In situ Raman spectroscopy studies of bulk and surface metal oxide phases during oxidation reactions

Abstract

Bulk V-P-O and model supported vanadia catalysts were investigated with in situ Raman spectroscopy during n-butane oxidation to maleic anhydride in order to determine the fundamental molecular structure-reactivity/selectivity insights that can be obtained from such experiments. The in situ Raman studies of the bulk V-P-O catalysts provided information about the bulk crystalline phases, the hemihydrate precursor and its transformation to vanadyl pyrophosphate. However, the Raman experiments could not provide any molecular structural information about the amorphous and surface phases also present in this bulk metal oxide catalyst because of the strong Raman scattering from the crystalline phases. In contrast, in situ Raman studies of the model supported vanadia catalysts, where the active phase is present as a two-dimensional surface metal oxide overlayer, provided new insights into this important hydrocarbon oxidation reaction. In addition, the surface properties of the supported vanadia catalysts could be molecularly engineered to probe the role of various functionalities upon the structure-reactivity/selectivity relationship of n-butane oxidation to maleic anhydride.
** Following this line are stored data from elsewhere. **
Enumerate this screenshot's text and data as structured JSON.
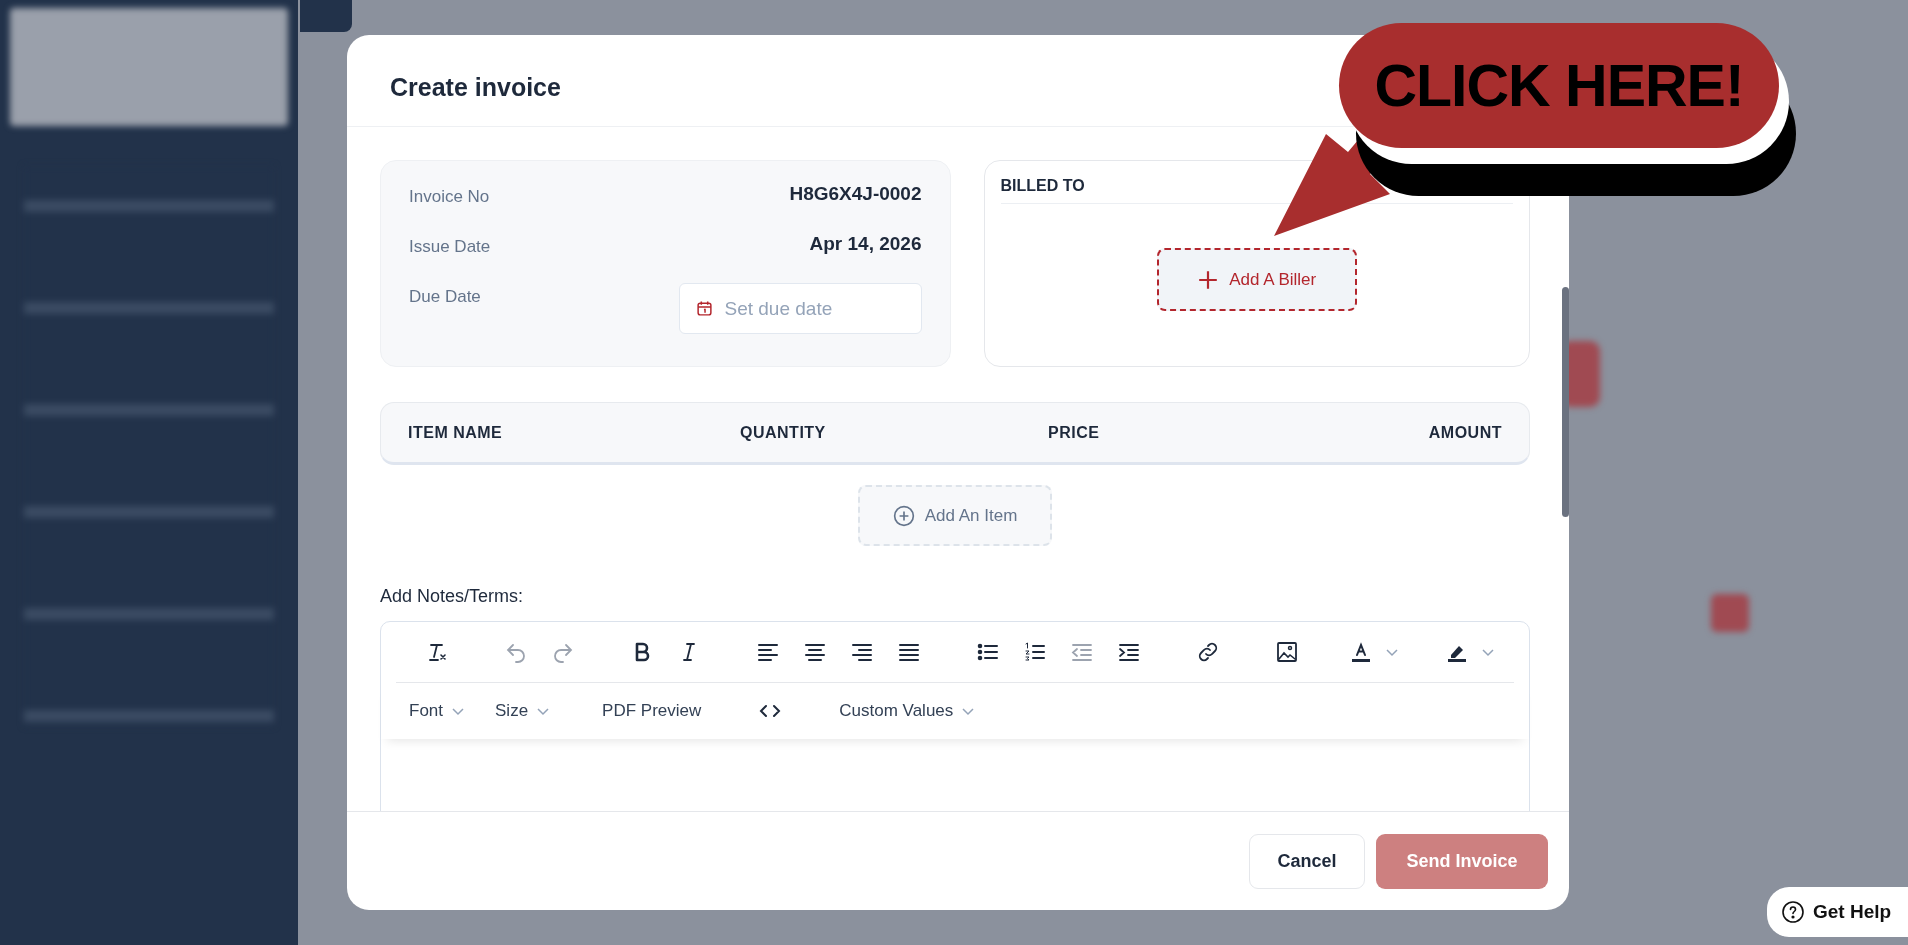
{
  "modal": {
    "title": "Create invoice",
    "details": [
      {
        "kind": "text",
        "label": "Invoice No",
        "value": "H8G6X4J-0002"
      },
      {
        "kind": "text",
        "label": "Issue Date",
        "value": "Apr 14, 2026"
      },
      {
        "kind": "date",
        "label": "Due Date",
        "placeholder": "Set due date"
      }
    ],
    "billed_to": {
      "heading": "BILLED TO",
      "button": "Add A Biller"
    },
    "items_table": {
      "columns": [
        "ITEM NAME",
        "QUANTITY",
        "PRICE",
        "AMOUNT"
      ],
      "add_button": "Add An Item"
    },
    "notes": {
      "label": "Add Notes/Terms:",
      "toolbar": [
        {
          "kind": "clear-format",
          "disabled": false
        },
        {
          "kind": "undo",
          "disabled": true
        },
        {
          "kind": "redo",
          "disabled": true
        },
        {
          "kind": "bold",
          "disabled": false
        },
        {
          "kind": "italic",
          "disabled": false
        },
        {
          "kind": "align-left",
          "disabled": false
        },
        {
          "kind": "align-center",
          "disabled": false
        },
        {
          "kind": "align-right",
          "disabled": false
        },
        {
          "kind": "justify",
          "disabled": false
        },
        {
          "kind": "bullet-list",
          "disabled": false
        },
        {
          "kind": "numbered-list",
          "disabled": false
        },
        {
          "kind": "outdent",
          "disabled": true
        },
        {
          "kind": "indent",
          "disabled": false
        },
        {
          "kind": "link",
          "disabled": false
        },
        {
          "kind": "image",
          "disabled": false
        },
        {
          "kind": "text-color",
          "disabled": false
        },
        {
          "kind": "highlight",
          "disabled": false
        }
      ],
      "menus": [
        {
          "kind": "dropdown",
          "label": "Font"
        },
        {
          "kind": "dropdown",
          "label": "Size"
        },
        {
          "kind": "button",
          "label": "PDF Preview"
        },
        {
          "kind": "code"
        },
        {
          "kind": "dropdown",
          "label": "Custom Values"
        }
      ]
    },
    "footer_buttons": [
      {
        "kind": "secondary",
        "label": "Cancel",
        "disabled": false
      },
      {
        "kind": "primary",
        "label": "Send Invoice",
        "disabled": true
      }
    ]
  },
  "callout": {
    "text": "CLICK HERE!"
  },
  "help_button": {
    "label": "Get Help"
  }
}
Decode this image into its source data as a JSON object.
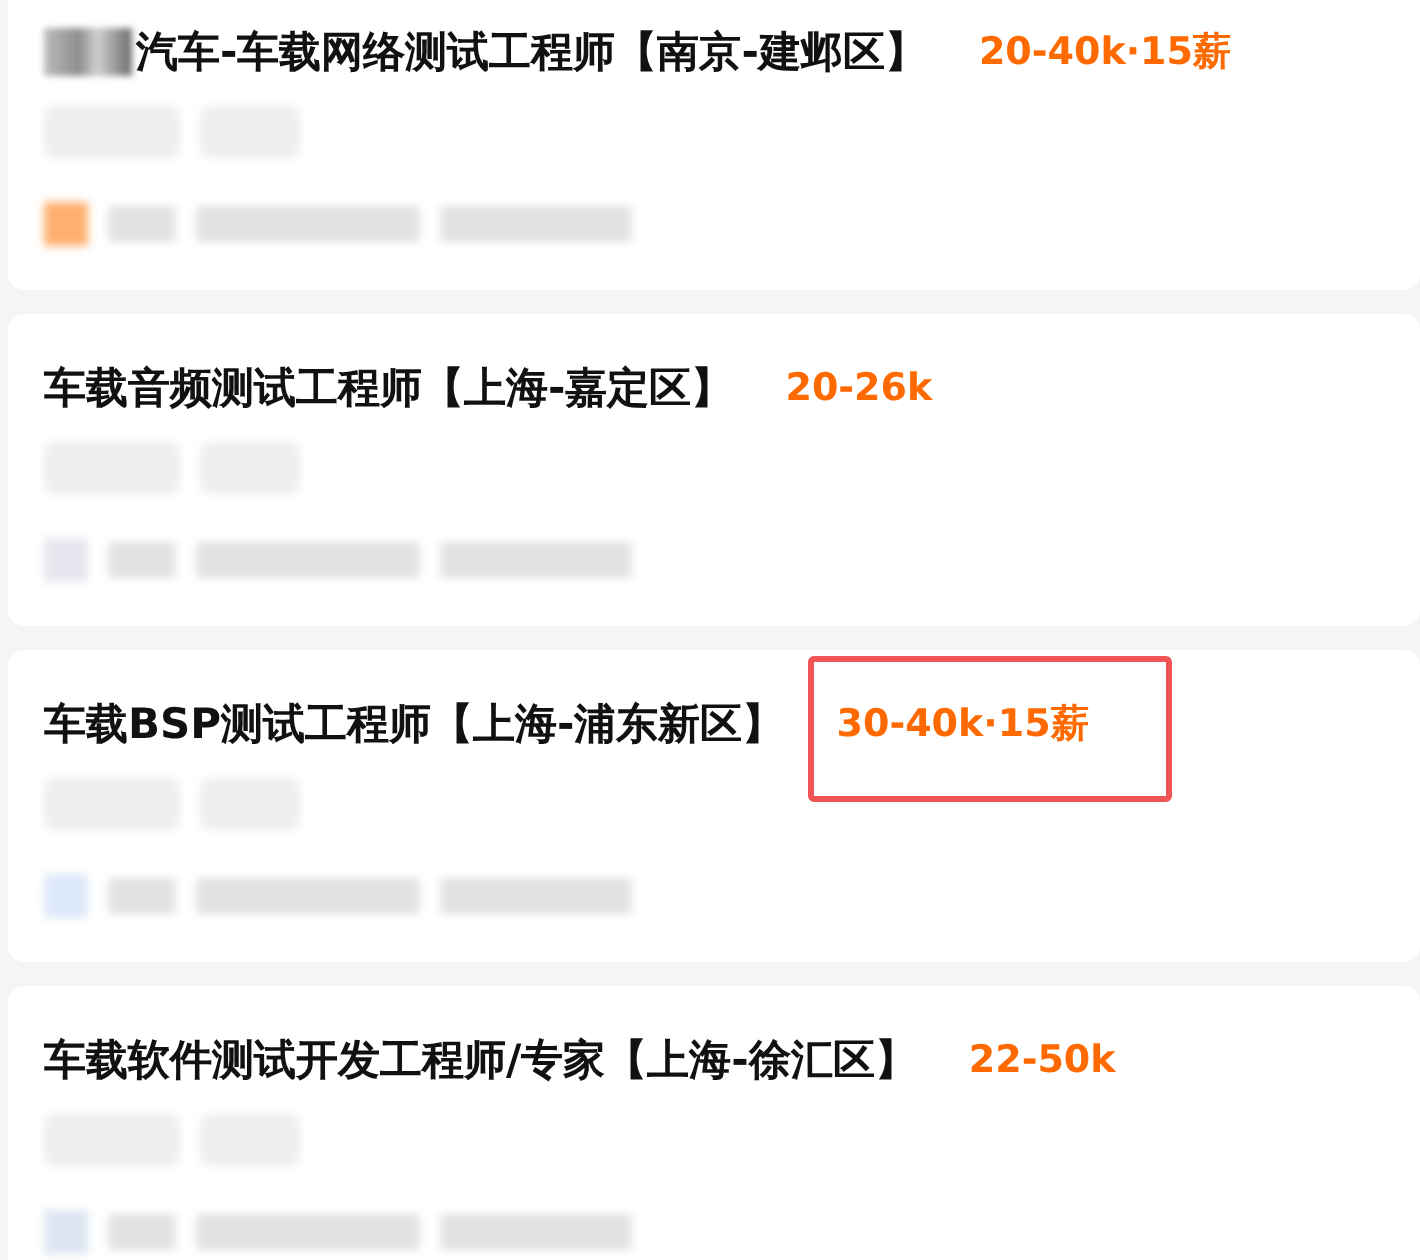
{
  "jobs": [
    {
      "title": "汽车-车载网络测试工程师【南京-建邺区】",
      "title_prefix_redacted": true,
      "salary": "20-40k·15薪",
      "highlighted": false
    },
    {
      "title": "车载音频测试工程师【上海-嘉定区】",
      "title_prefix_redacted": false,
      "salary": "20-26k",
      "highlighted": false
    },
    {
      "title": "车载BSP测试工程师【上海-浦东新区】",
      "title_prefix_redacted": false,
      "salary": "30-40k·15薪",
      "highlighted": true
    },
    {
      "title": "车载软件测试开发工程师/专家【上海-徐汇区】",
      "title_prefix_redacted": false,
      "salary": "22-50k",
      "highlighted": false
    }
  ]
}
These fundamental studies revealed that the oxidation of n-butane required only one surface vanadia site and that the critical rate determining step involved the bridging VOP or VO-support bonds. The selective oxidation of n-butane to maleic anhydride could occur over one surface vanadia site as well as multiple adjacent surface vanadia sites, but the reaction is more efficient with multiple sites. The n-butane oxidation TOF increased with the introduction of both surface Brönsted and Lewis acid sites, but only the surface Lewis acid sites increased the maleic anhydride selectivity.